Seine Beerdigung war ein beeindruckendes und herzzerreißendes Erlebnis. Es waren nicht nur unglaublich viele Leute da, sondern es war vor allem ehrliches Bedauern und echte Traurigkeit in den Augen der Menschen. Er war eben ein sehr charmanter und beliebter Typ und in diesem Moment empfand ich in all der inneren Lähmung auch großen Stolz auf diesen ganz besonderen Menschen – meinen Bruder.
Krisenweihnacht 2002. Aus Verzweiflung über Steuerterror, Rezession und Arbeitslosigkeit stürmen die Menschen die Geschäfte, um im Kaufrausch Vergessen zu suchen...so kam’s mir jedenfalls gestern vor, als ich mich mit vorweihnachtlichen Absichten in die City begab.

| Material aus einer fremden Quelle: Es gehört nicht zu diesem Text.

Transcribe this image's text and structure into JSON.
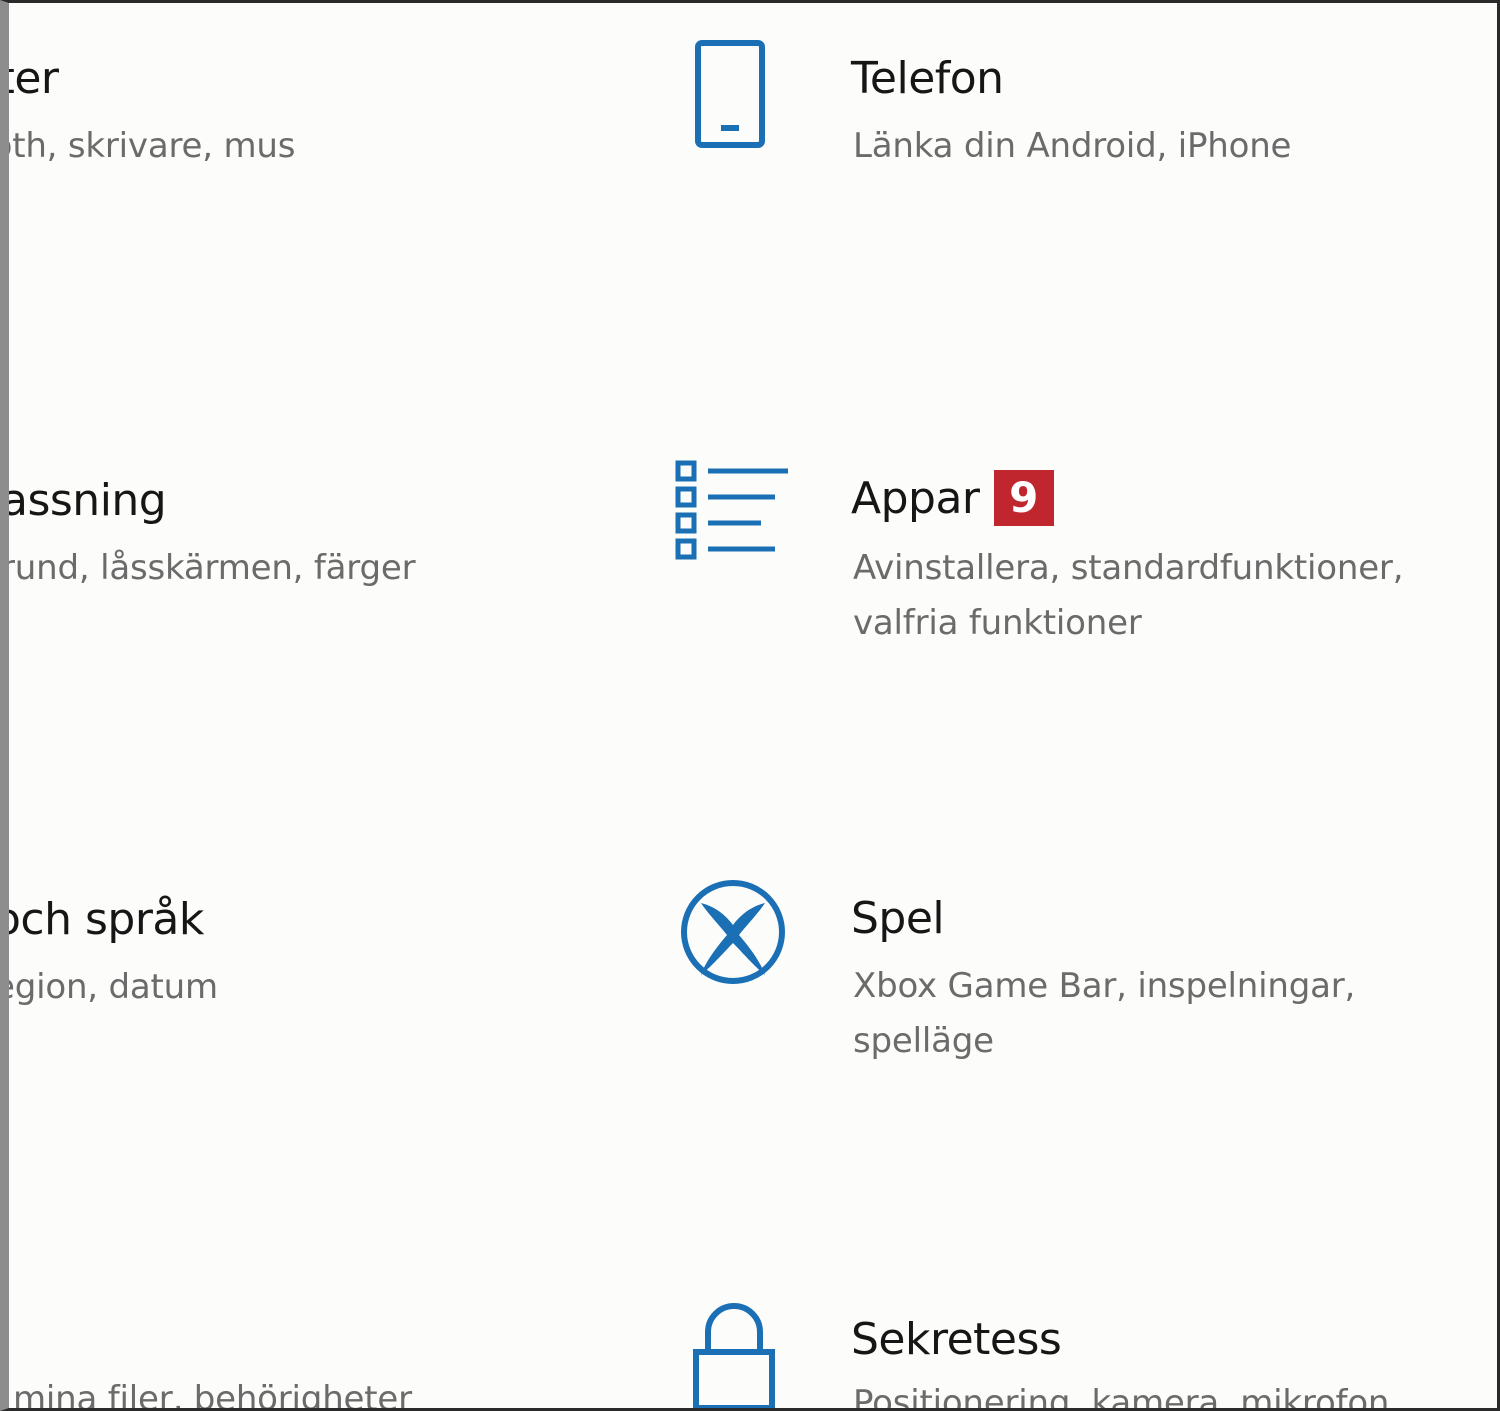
{
  "left_column": [
    {
      "title": "eter",
      "desc": "ooth, skrivare, mus"
    },
    {
      "title": "assning",
      "desc": "rund, låsskärmen, färger"
    },
    {
      "title": "och språk",
      "desc": "egion, datum"
    },
    {
      "title": "",
      "desc": "mina filer, behörigheter"
    }
  ],
  "right_column": [
    {
      "title": "Telefon",
      "desc": "Länka din Android, iPhone",
      "icon": "phone-icon"
    },
    {
      "title": "Appar",
      "badge": "9",
      "desc": "Avinstallera, standardfunktioner, valfria funktioner",
      "icon": "apps-list-icon"
    },
    {
      "title": "Spel",
      "desc": "Xbox Game Bar, inspelningar, spelläge",
      "icon": "xbox-icon"
    },
    {
      "title": "Sekretess",
      "desc": "Positionering, kamera, mikrofon",
      "icon": "lock-icon"
    }
  ],
  "colors": {
    "accent": "#1a6fb5",
    "badge": "#c0262d",
    "title_text": "#161616",
    "desc_text": "#6b6b6b"
  }
}
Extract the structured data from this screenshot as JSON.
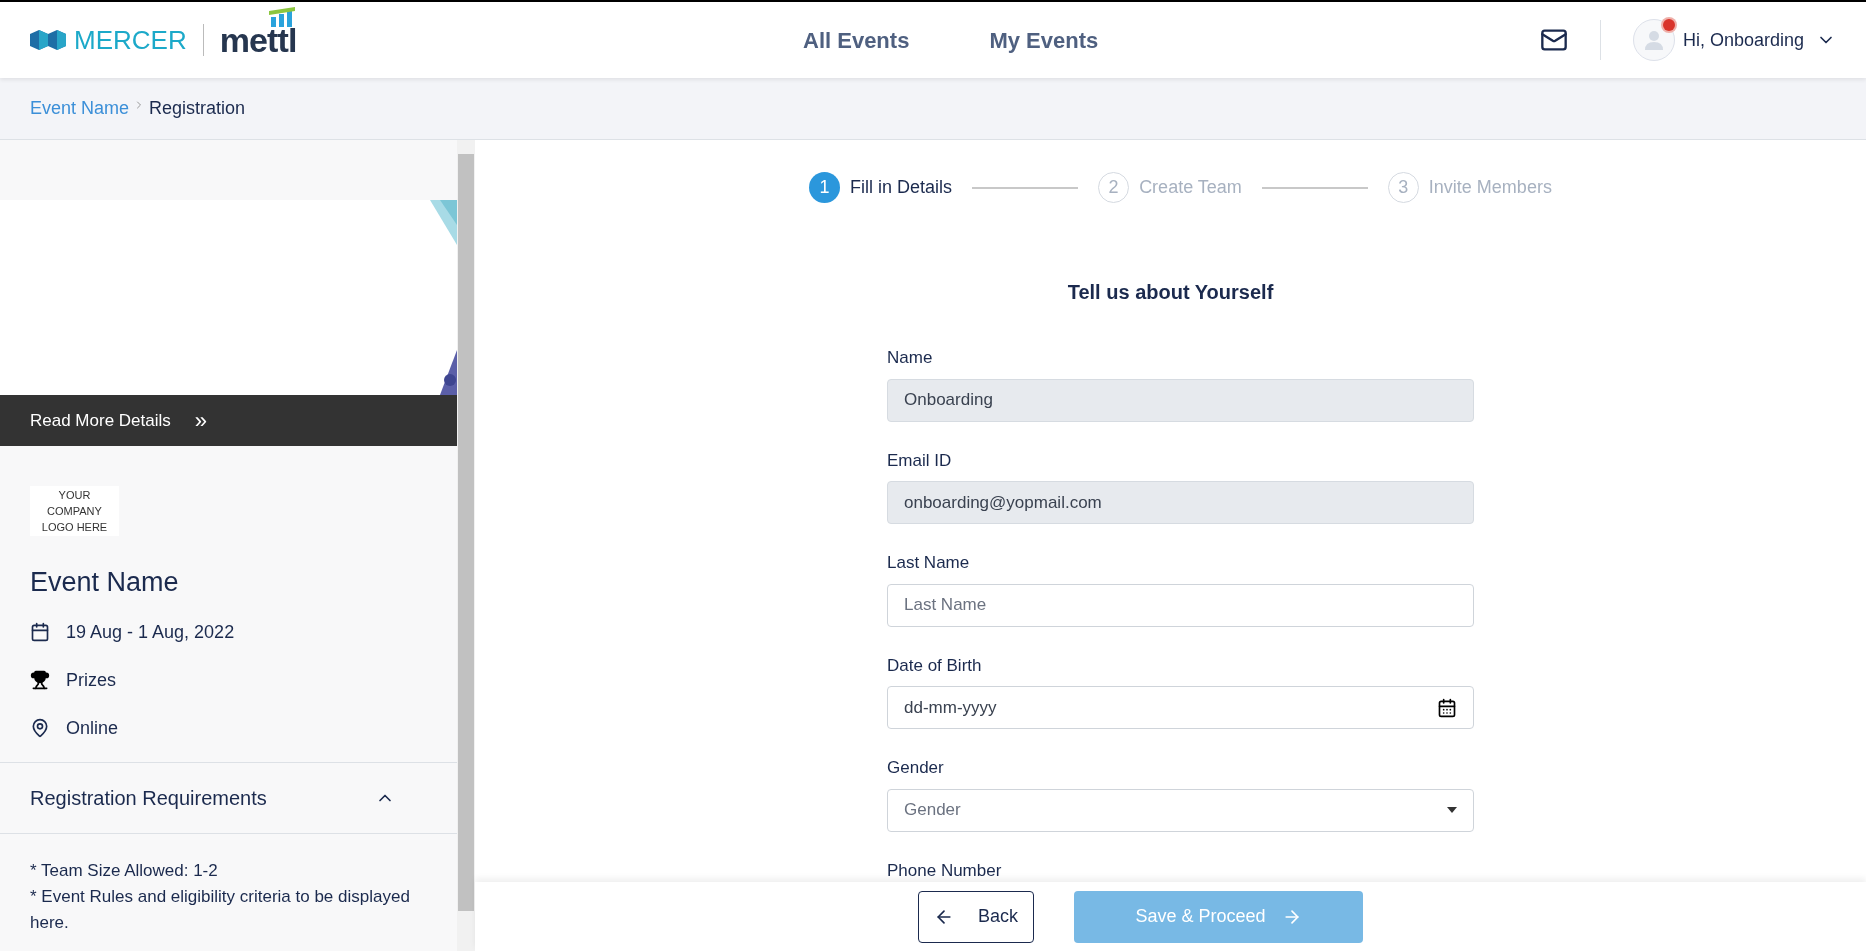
{
  "header": {
    "logo": {
      "brand": "MERCER",
      "product": "mettl"
    },
    "nav": [
      {
        "label": "All Events",
        "selected": false
      },
      {
        "label": "My Events",
        "selected": false
      }
    ],
    "notification": true,
    "user": "Hi, Onboarding"
  },
  "breadcrumb": [
    {
      "label": "Event Name",
      "kind": "link"
    },
    {
      "label": "Registration",
      "kind": "current"
    }
  ],
  "sidebar": {
    "read_more": "Read More Details",
    "read_more_icon": "»",
    "company_logo": "YOUR COMPANY LOGO HERE",
    "event_name": "Event Name",
    "details": [
      {
        "kind": "date",
        "text": "19 Aug - 1 Aug, 2022"
      },
      {
        "kind": "prize",
        "text": "Prizes"
      },
      {
        "kind": "location",
        "text": "Online"
      }
    ],
    "requirements": {
      "title": "Registration Requirements",
      "expanded": true,
      "items": [
        "* Team Size Allowed: 1-2",
        "*  Event Rules and eligibility criteria to be displayed here."
      ]
    }
  },
  "stepper": [
    {
      "number": "1",
      "label": "Fill in Details",
      "selected": true
    },
    {
      "number": "2",
      "label": "Create Team",
      "selected": false
    },
    {
      "number": "3",
      "label": "Invite Members",
      "selected": false
    }
  ],
  "form": {
    "title": "Tell us about Yourself",
    "fields": [
      {
        "label": "Name",
        "kind": "text",
        "value": "Onboarding",
        "disabled": true
      },
      {
        "label": "Email ID",
        "kind": "text",
        "value": "onboarding@yopmail.com",
        "disabled": true
      },
      {
        "label": "Last Name",
        "kind": "text",
        "placeholder": "Last Name",
        "disabled": false
      },
      {
        "label": "Date of Birth",
        "kind": "date",
        "value": "dd-mm-yyyy",
        "disabled": false
      },
      {
        "label": "Gender",
        "kind": "select",
        "placeholder": "Gender",
        "disabled": false
      },
      {
        "label": "Phone Number",
        "kind": "label_only"
      }
    ]
  },
  "footer": {
    "back": "Back",
    "proceed": {
      "label": "Save & Proceed",
      "disabled": true
    }
  }
}
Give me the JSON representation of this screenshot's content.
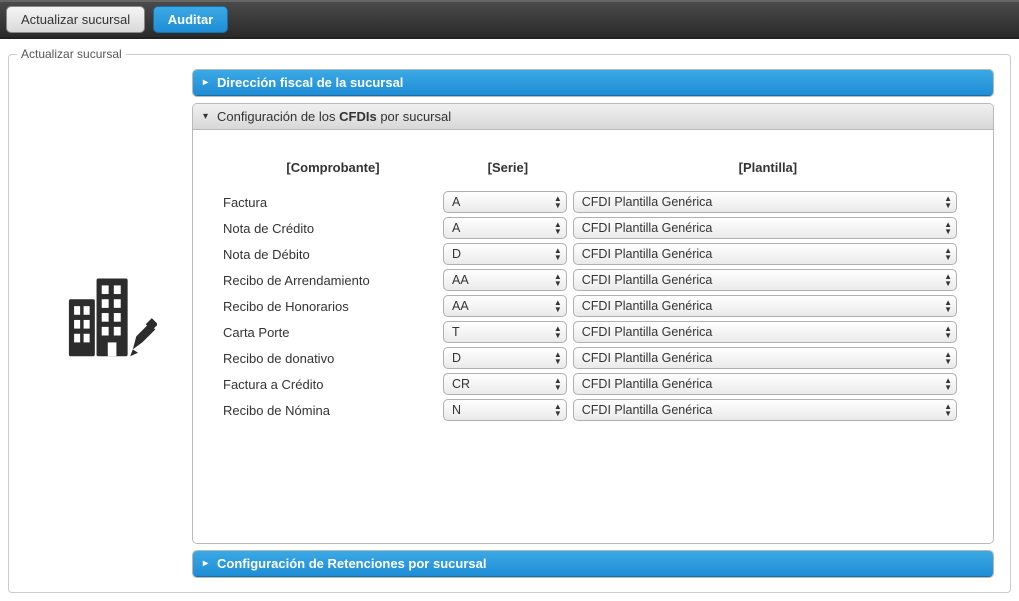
{
  "tabs": {
    "update": "Actualizar sucursal",
    "audit": "Auditar"
  },
  "fieldset_legend": "Actualizar sucursal",
  "panels": {
    "direccion": {
      "title": "Dirección fiscal de la sucursal"
    },
    "cfdi": {
      "title_prefix": "Configuración de los ",
      "title_bold": "CFDIs",
      "title_suffix": " por sucursal"
    },
    "retenciones": {
      "title_prefix": "Configuración de ",
      "title_bold": "Retenciones",
      "title_suffix": " por sucursal"
    }
  },
  "headers": {
    "comprobante": "[Comprobante]",
    "serie": "[Serie]",
    "plantilla": "[Plantilla]"
  },
  "rows": [
    {
      "label": "Factura",
      "serie": "A",
      "plantilla": "CFDI Plantilla Genérica"
    },
    {
      "label": "Nota de Crédito",
      "serie": "A",
      "plantilla": "CFDI Plantilla Genérica"
    },
    {
      "label": "Nota de Débito",
      "serie": "D",
      "plantilla": "CFDI Plantilla Genérica"
    },
    {
      "label": "Recibo de Arrendamiento",
      "serie": "AA",
      "plantilla": "CFDI Plantilla Genérica"
    },
    {
      "label": "Recibo de Honorarios",
      "serie": "AA",
      "plantilla": "CFDI Plantilla Genérica"
    },
    {
      "label": "Carta Porte",
      "serie": "T",
      "plantilla": "CFDI Plantilla Genérica"
    },
    {
      "label": "Recibo de donativo",
      "serie": "D",
      "plantilla": "CFDI Plantilla Genérica"
    },
    {
      "label": "Factura a Crédito",
      "serie": "CR",
      "plantilla": "CFDI Plantilla Genérica"
    },
    {
      "label": "Recibo de Nómina",
      "serie": "N",
      "plantilla": "CFDI Plantilla Genérica"
    }
  ]
}
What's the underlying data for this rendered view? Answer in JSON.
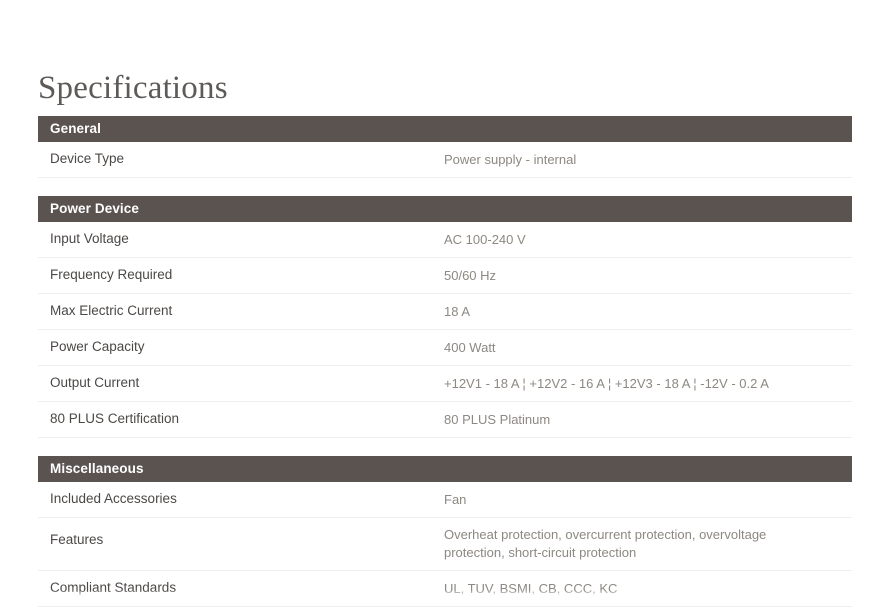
{
  "page": {
    "title": "Specifications",
    "theme": {
      "section_header_bg": "#5b5350",
      "section_header_text": "#ffffff",
      "label_color": "#4b4846",
      "value_color": "#8d8882",
      "divider_color": "#f0eeed",
      "page_bg": "#ffffff"
    }
  },
  "sections": [
    {
      "heading": "General",
      "rows": [
        {
          "label": "Device Type",
          "value": "Power supply - internal"
        }
      ]
    },
    {
      "heading": "Power Device",
      "rows": [
        {
          "label": "Input Voltage",
          "value": "AC 100-240 V"
        },
        {
          "label": "Frequency Required",
          "value": "50/60 Hz"
        },
        {
          "label": "Max Electric Current",
          "value": "18 A"
        },
        {
          "label": "Power Capacity",
          "value": "400 Watt"
        },
        {
          "label": "Output Current",
          "value": "+12V1 - 18 A ¦ +12V2 - 16 A ¦ +12V3 - 18 A ¦ -12V - 0.2 A"
        },
        {
          "label": "80 PLUS Certification",
          "value": "80 PLUS Platinum"
        }
      ]
    },
    {
      "heading": "Miscellaneous",
      "rows": [
        {
          "label": "Included Accessories",
          "value": "Fan"
        },
        {
          "label": "Features",
          "value": "Overheat protection, overcurrent protection, overvoltage protection, short-circuit protection"
        },
        {
          "label": "Compliant Standards",
          "value": "UL, TUV, BSMI, CB, CCC, KC"
        }
      ]
    }
  ]
}
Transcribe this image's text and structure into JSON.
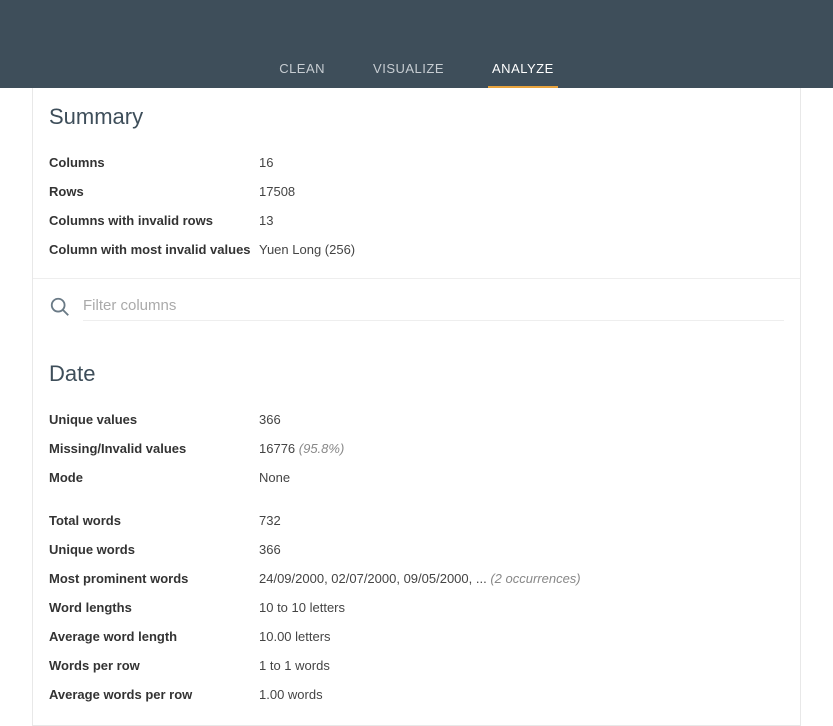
{
  "tabs": {
    "clean": "CLEAN",
    "visualize": "VISUALIZE",
    "analyze": "ANALYZE"
  },
  "summary": {
    "title": "Summary",
    "labels": {
      "columns": "Columns",
      "rows": "Rows",
      "cols_invalid": "Columns with invalid rows",
      "col_most_invalid": "Column with most invalid values"
    },
    "values": {
      "columns": "16",
      "rows": "17508",
      "cols_invalid": "13",
      "col_most_invalid": "Yuen Long (256)"
    }
  },
  "filter": {
    "placeholder": "Filter columns"
  },
  "date": {
    "title": "Date",
    "labels": {
      "unique_values": "Unique values",
      "missing": "Missing/Invalid values",
      "mode": "Mode",
      "total_words": "Total words",
      "unique_words": "Unique words",
      "prominent": "Most prominent words",
      "word_lengths": "Word lengths",
      "avg_word_len": "Average word length",
      "words_per_row": "Words per row",
      "avg_words_per_row": "Average words per row"
    },
    "values": {
      "unique_values": "366",
      "missing": "16776",
      "missing_pct": " (95.8%)",
      "mode": "None",
      "total_words": "732",
      "unique_words": "366",
      "prominent": "24/09/2000, 02/07/2000, 09/05/2000, ...",
      "prominent_hint": " (2 occurrences)",
      "word_lengths": "10 to 10 letters",
      "avg_word_len": "10.00 letters",
      "words_per_row": "1 to 1 words",
      "avg_words_per_row": "1.00 words"
    }
  }
}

Ob’s denn noch etwas wird mit der Bescherung für Saddam? Oder muß das Silvesterfeuerwerk doch noch bis ins nächste Jahr verschoben werden? Die Bush-Crew fühlt sich ja so unantastbar, daß sie ungeachtet der Erkenntnisse irgendwelcher UN-Inspektoren, die im Irak rumkriechen, unverdrossen den Krieg vorbereitet. Diesen lästigen Bullshit mit den Inspektionen muß man halt mit machen – so what?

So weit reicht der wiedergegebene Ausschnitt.